The staff stated, “To ensure government is fully insulated from criticism and, more importantly, is absolved of any responsibility (to the extent that all current information allows) for potentially saddling the people of Newfoundland and Labrador with a massive unnecessary debt burden, government should delay a decision on Muskrat Falls for one to two years to allow a full assessment of alternatives and a complete analysis of the potential burden to taxpayers if development of Muskrat Falls has substantial overruns.

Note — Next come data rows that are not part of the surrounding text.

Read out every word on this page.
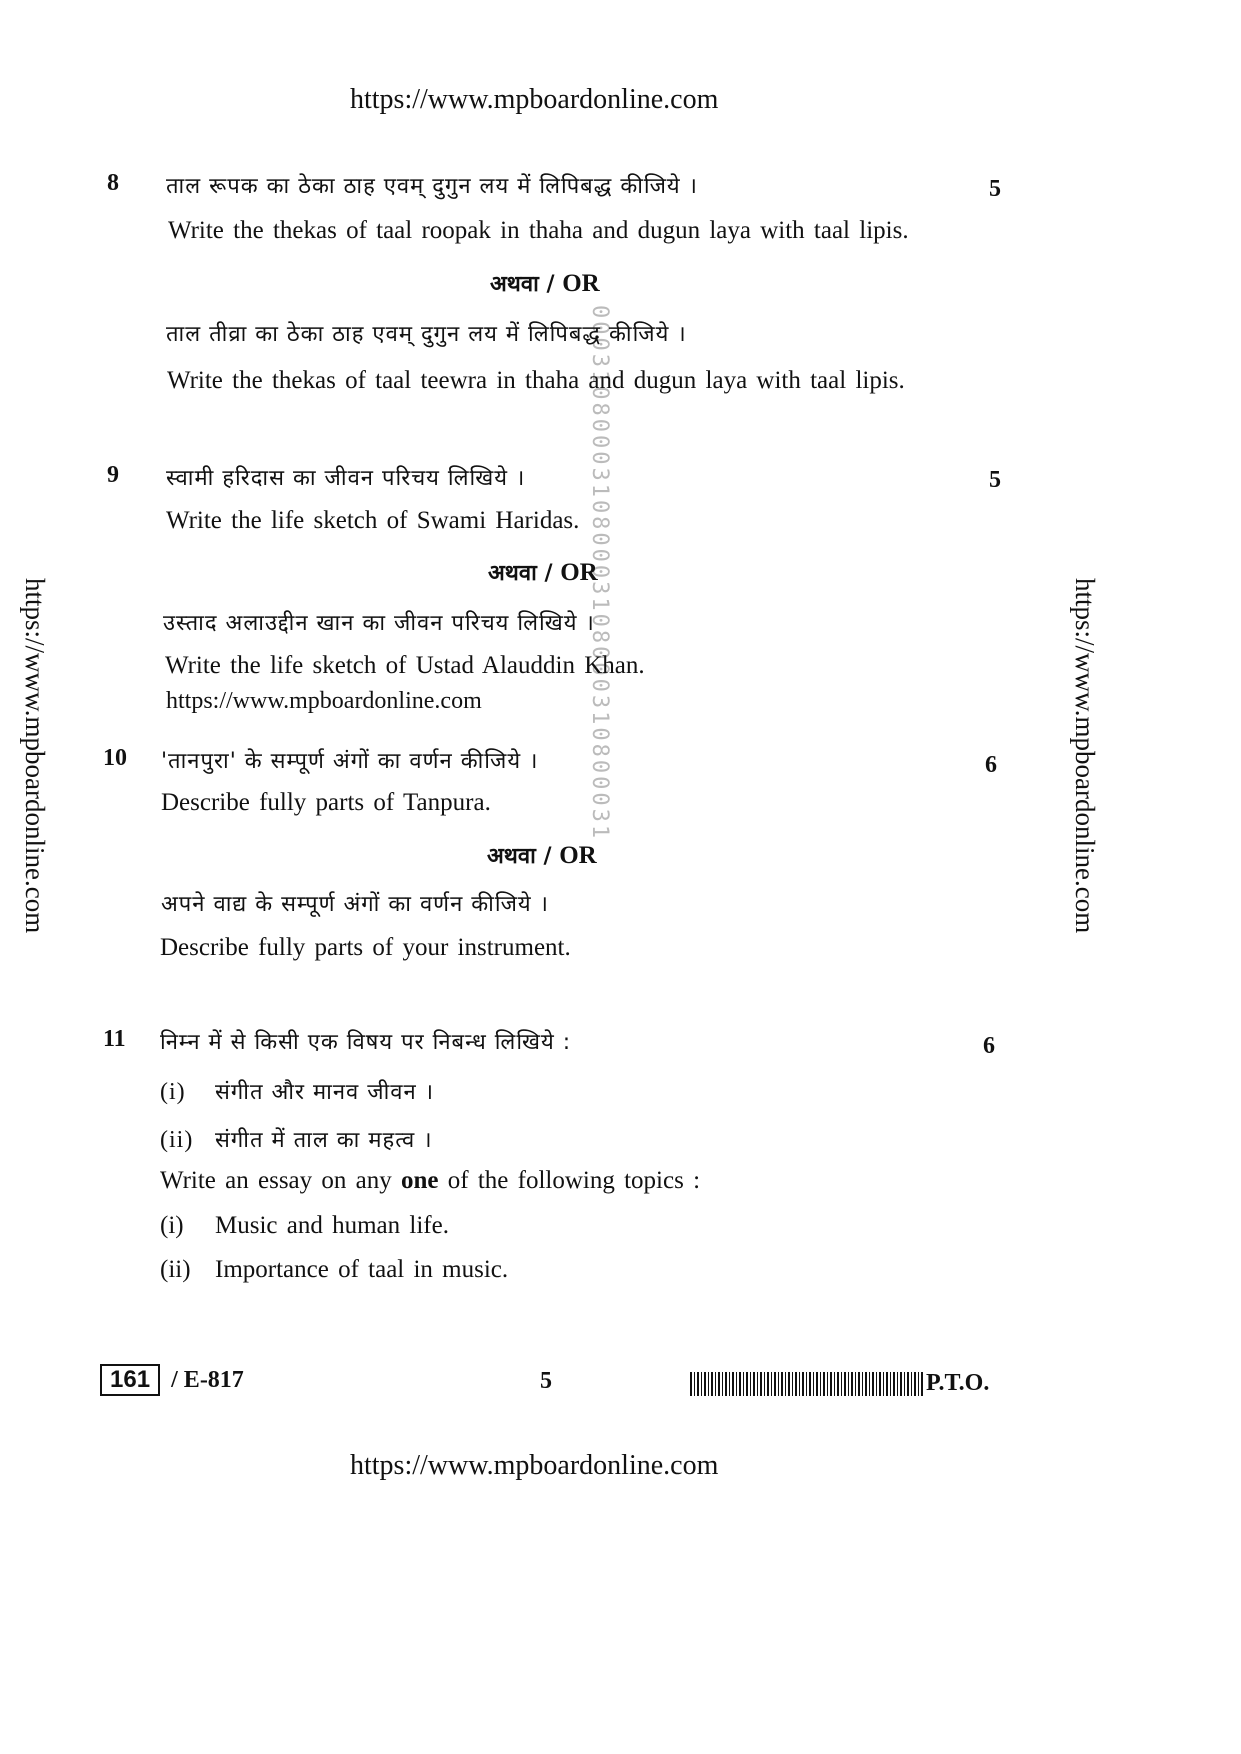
https://www.mpboardonline.com
https://www.mpboardonline.com	https://www.mpboardonline.com
000310800031080003108000310800031
8	5
ताल रूपक का ठेका ठाह एवम् दुगुन लय में लिपिबद्ध कीजिये ।
Write the thekas of taal roopak in thaha and dugun laya with taal lipis.
अथवा / OR
ताल तीव्रा का ठेका ठाह एवम् दुगुन लय में लिपिबद्ध कीजिये ।
Write the thekas of taal teewra in thaha and dugun laya with taal lipis.
9	5
स्वामी हरिदास का जीवन परिचय लिखिये ।
Write the life sketch of Swami Haridas.
अथवा / OR
उस्ताद अलाउद्दीन खान का जीवन परिचय लिखिये ।
Write the life sketch of Ustad Alauddin Khan.
https://www.mpboardonline.com
10	6
'तानपुरा' के सम्पूर्ण अंगों का वर्णन कीजिये ।
Describe fully parts of Tanpura.
अथवा / OR
अपने वाद्य के सम्पूर्ण अंगों का वर्णन कीजिये ।
Describe fully parts of your instrument.
11	6
निम्न में से किसी एक विषय पर निबन्ध लिखिये :
(i) संगीत और मानव जीवन ।
(ii) संगीत में ताल का महत्व ।
Write an essay on any one of the following topics :
(i) Music and human life.
(ii) Importance of taal in music.
161 / E-817	5	P.T.O.
https://www.mpboardonline.com
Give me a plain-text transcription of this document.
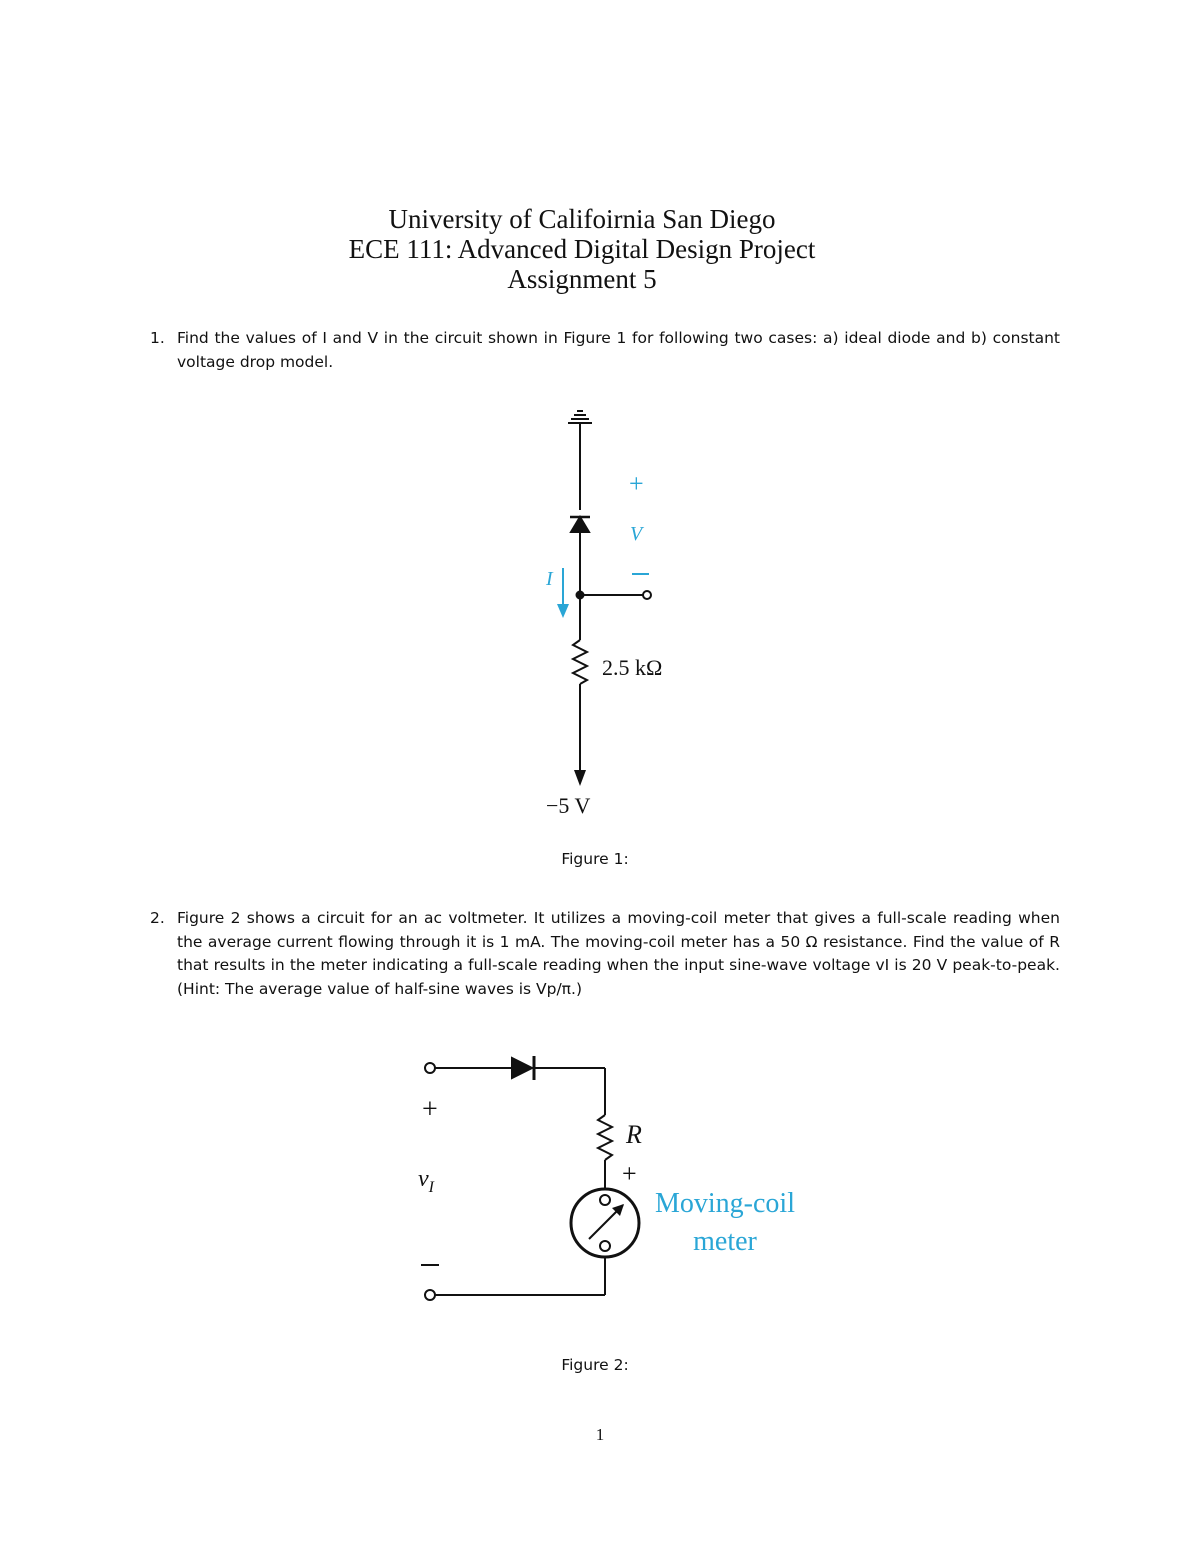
University of Califoirnia San Diego
ECE 111: Advanced Digital Design Project
Assignment 5
1. Find the values of I and V in the circuit shown in Figure 1 for following two cases: a) ideal diode and b) constant voltage drop model.
I
+
V
2.5 kΩ
−5 V
Figure 1:
2. Figure 2 shows a circuit for an ac voltmeter. It utilizes a moving-coil meter that gives a full-scale reading when the average current flowing through it is 1 mA. The moving-coil meter has a 50 Ω resistance. Find the value of R that results in the meter indicating a full-scale reading when the input sine-wave voltage vI is 20 V peak-to-peak. (Hint: The average value of half-sine waves is Vp/π.)
+
$v_I$
R
+
Moving-coil
meter
Figure 2:
1
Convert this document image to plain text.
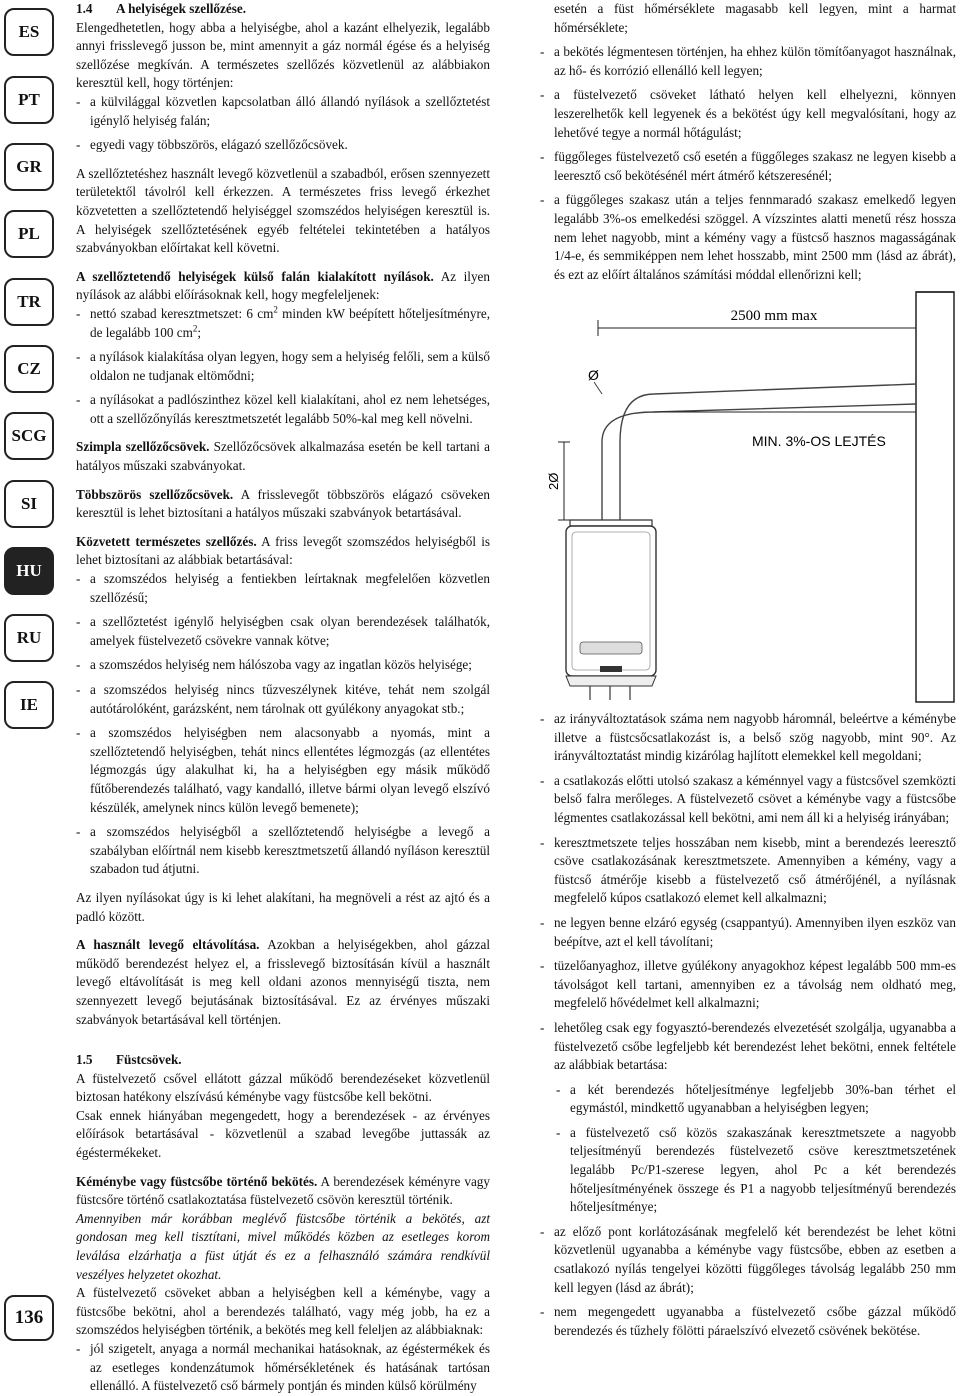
ES
PT
GR
PL
TR
CZ
SCG
SI
HU
RU
IE
136
1.4	A helyiségek szellőzése.

Elengedhetetlen, hogy abba a helyiségbe, ahol a kazánt elhelyezik, legalább annyi frisslevegő jusson be, mint amennyit a gáz normál égése és a helyiség szellőzése megkíván. A természetes szellőzés közvetlenül az alábbiakon keresztül kell, hogy történjen:

- a külvilággal közvetlen kapcsolatban álló állandó nyílások a szellőztetést igénylő helyiség falán;
- egyedi vagy többszörös, elágazó szellőzőcsövek.

A szellőztetéshez használt levegő közvetlenül a szabadból, erősen szennyezett területektől távolról kell érkezzen. A természetes friss levegő érkezhet közvetetten a szellőztetendő helyiséggel szomszédos helyiségen keresztül is. A helyiségek szellőztetésének egyéb feltételei tekintetében a hatályos szabványokban előírtakat kell követni.

A szellőztetendő helyiségek külső falán kialakított nyílások. Az ilyen nyílások az alábbi előírásoknak kell, hogy megfeleljenek:

- nettó szabad keresztmetszet: 6 $cm^2$ minden kW beépített hőteljesítményre, de legalább 100 $cm^2$;
- a nyílások kialakítása olyan legyen, hogy sem a helyiség felőli, sem a külső oldalon ne tudjanak eltömődni;
- a nyílásokat a padlószinthez közel kell kialakítani, ahol ez nem lehetséges, ott a szellőzőnyílás keresztmetszetét legalább 50%-kal meg kell növelni.

Szimpla szellőzőcsövek. Szellőzőcsövek alkalmazása esetén be kell tartani a hatályos műszaki szabványokat.

Többszörös szellőzőcsövek. A frisslevegőt többszörös elágazó csöveken keresztül is lehet biztosítani a hatályos műszaki szabványok betartásával.

Közvetett természetes szellőzés. A friss levegőt szomszédos helyiségből is lehet biztosítani az alábbiak betartásával:

- a szomszédos helyiség a fentiekben leírtaknak megfelelően közvetlen szellőzésű;
- a szellőztetést igénylő helyiségben csak olyan berendezések találhatók, amelyek füstelvezető csövekre vannak kötve;
- a szomszédos helyiség nem hálószoba vagy az ingatlan közös helyisége;
- a szomszédos helyiség nincs tűzveszélynek kitéve, tehát nem szolgál autótárolóként, garázsként, nem tárolnak ott gyúlékony anyagokat stb.;
- a szomszédos helyiségben nem alacsonyabb a nyomás, mint a szellőztetendő helyiségben, tehát nincs ellentétes légmozgás (az ellentétes légmozgás úgy alakulhat ki, ha a helyiségben egy másik működő fűtőberendezés található, vagy kandalló, illetve bármi olyan levegő elszívó készülék, amelynek nincs külön levegő bemenete);
- a szomszédos helyiségből a szellőztetendő helyiségbe a levegő a szabályban előírtnál nem kisebb keresztmetszetű állandó nyíláson keresztül szabadon tud átjutni.

Az ilyen nyílásokat úgy is ki lehet alakítani, ha megnöveli a rést az ajtó és a padló között.

A használt levegő eltávolítása. Azokban a helyiségekben, ahol gázzal működő berendezést helyez el, a frisslevegő biztosításán kívül a használt levegő eltávolítását is meg kell oldani azonos mennyiségű tiszta, nem szennyezett levegő bejutásának biztosításával. Ez az érvényes műszaki szabványok betartásával kell történjen.

1.5	Füstcsövek.

A füstelvezető csővel ellátott gázzal működő berendezéseket közvetlenül biztosan hatékony elszívású kéménybe vagy füstcsőbe kell bekötni.

Csak ennek hiányában megengedett, hogy a berendezések - az érvényes előírások betartásával - közvetlenül a szabad levegőbe juttassák az égéstermékeket.

Kéménybe vagy füstcsőbe történő bekötés. A berendezések kéményre vagy füstcsőre történő csatlakoztatása füstelvezető csövön keresztül történik.

Amennyiben már korábban meglévő füstcsőbe történik a bekötés, azt gondosan meg kell tisztítani, mivel működés közben az esetleges korom leválása elzárhatja a füst útját és ez a felhasználó számára rendkívül veszélyes helyzetet okozhat.

A füstelvezető csöveket abban a helyiségben kell a kéménybe, vagy a füstcsőbe bekötni, ahol a berendezés található, vagy még jobb, ha ez a szomszédos helyiségben történik, a bekötés meg kell feleljen az alábbiaknak:

- jól szigetelt, anyaga a normál mechanikai hatásoknak, az égéstermékek és az esetleges kondenzátumok hőmérsékletének és hatásának tartósan ellenálló. A füstelvezető cső bármely pontján és minden külső körülmény

esetén a füst hőmérséklete magasabb kell legyen, mint a harmat hőmérséklete;

- a bekötés légmentesen történjen, ha ehhez külön tömítőanyagot használnak, az hő- és korrózió ellenálló kell legyen;
- a füstelvezető csöveket látható helyen kell elhelyezni, könnyen leszerelhetők kell legyenek és a bekötést úgy kell megvalósítani, hogy az lehetővé tegye a normál hőtágulást;
- függőleges füstelvezető cső esetén a függőleges szakasz ne legyen kisebb a leeresztő cső bekötésénél mért átmérő kétszeresénél;
- a függőleges szakasz után a teljes fennmaradó szakasz emelkedő legyen legalább 3%-os emelkedési szöggel. A vízszintes alatti menetű rész hossza nem lehet nagyobb, mint a kémény vagy a füstcső hasznos magasságának 1/4-e, és semmiképpen nem lehet hosszabb, mint 2500 mm (lásd az ábrát), és ezt az előírt általános számítási móddal ellenőrizni kell;
2500 mm max
MIN. 3%-OS LEJTÉS
Ø
2Ø
- az irányváltoztatások száma nem nagyobb háromnál, beleértve a kéménybe illetve a füstcsőcsatlakozást is, a belső szög nagyobb, mint 90°. Az irányváltoztatást mindig kizárólag hajlított elemekkel kell megoldani;
- a csatlakozás előtti utolsó szakasz a kéménnyel vagy a füstcsővel szemközti belső falra merőleges. A füstelvezető csövet a kéménybe vagy a füstcsőbe légmentes csatlakozással kell bekötni, ami nem áll ki a helyiség irányában;
- keresztmetszete teljes hosszában nem kisebb, mint a berendezés leeresztő csöve csatlakozásának keresztmetszete. Amennyiben a kémény, vagy a füstcső átmérője kisebb a füstelvezető cső átmérőjénél, a nyílásnak megfelelő kúpos csatlakozó elemet kell alkalmazni;
- ne legyen benne elzáró egység (csappantyú). Amennyiben ilyen eszköz van beépítve, azt el kell távolítani;
- tüzelőanyaghoz, illetve gyúlékony anyagokhoz képest legalább 500 mm-es távolságot kell tartani, amennyiben ez a távolság nem oldható meg, megfelelő hővédelmet kell alkalmazni;
- lehetőleg csak egy fogyasztó-berendezés elvezetését szolgálja, ugyanabba a füstelvezető csőbe legfeljebb két berendezést lehet bekötni, ennek feltétele az alábbiak betartása:
- a két berendezés hőteljesítménye legfeljebb 30%-ban térhet el egymástól, mindkettő ugyanabban a helyiségben legyen;
- a füstelvezető cső közös szakaszának keresztmetszete a nagyobb teljesítményű berendezés füstelvezető csöve keresztmetszetének legalább Pc/P1-szerese legyen, ahol Pc a két berendezés hőteljesítményének összege és P1 a nagyobb teljesítményű berendezés hőteljesítménye;
- az előző pont korlátozásának megfelelő két berendezést be lehet kötni közvetlenül ugyanabba a kéménybe vagy füstcsőbe, ebben az esetben a csatlakozó nyílás tengelyei közötti függőleges távolság legalább 250 mm kell legyen (lásd az ábrát);
- nem megengedett ugyanabba a füstelvezető csőbe gázzal működő berendezés és tűzhely fölötti páraelszívó elvezető csövének bekötése.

“This delay may cause postponement of some industrial development in Labrador, potentially lead to marginally higher borrowing costs and cause short-run price increases but that would be a small price to pay for ensuring all options and voices are fully assessed before reaching a decision on ‘the most important public policy issue ever to have faced Newfoundland and Labrador,’ as (David) Vardy and (Ron) Penney stated in their letter to The Telegram.”
There is, to date, no indication anyone but the authors saw the briefing note.
It was suggested in questioning that the statement was simply a summary from the public criticisms of the process to date, as opposed to a recommendation coming from the staff members.
Outside of the hearing room, Penney told reporters he read the briefing note as a statement from staff and said, even if higher ups did not see the note, staff should have been presented with open doors, to bring their concerns to more senior bureaucrats, as it was in his experience as deputy minister.
Meanwhile, in May 2011, along with former associate deputy minister in Natural Resources Charles Bown, Paddon did recommend an independent review of project costs and risks.
“I don’t know if the Manitoba Hydro review was considered to be this,” Paddon said, adding that was not as broad as what he was thinking.
While auditor general, Paddon did not have occasion to look at the financial analysis or decisions on the Muskrat Falls project pre-sanction. His office did start a look at Nalcor Energy in 2017, but made clear a forensic audit specific to the Muskrat Falls project was not being undertaken at that time. A forensic audit was awarded later to Grant Thornton, as part of the inquiry’s work.
Former premier Tom Marshall is scheduled as the next witness for the inquiry, expected on the stand in St. John’s Tuesday.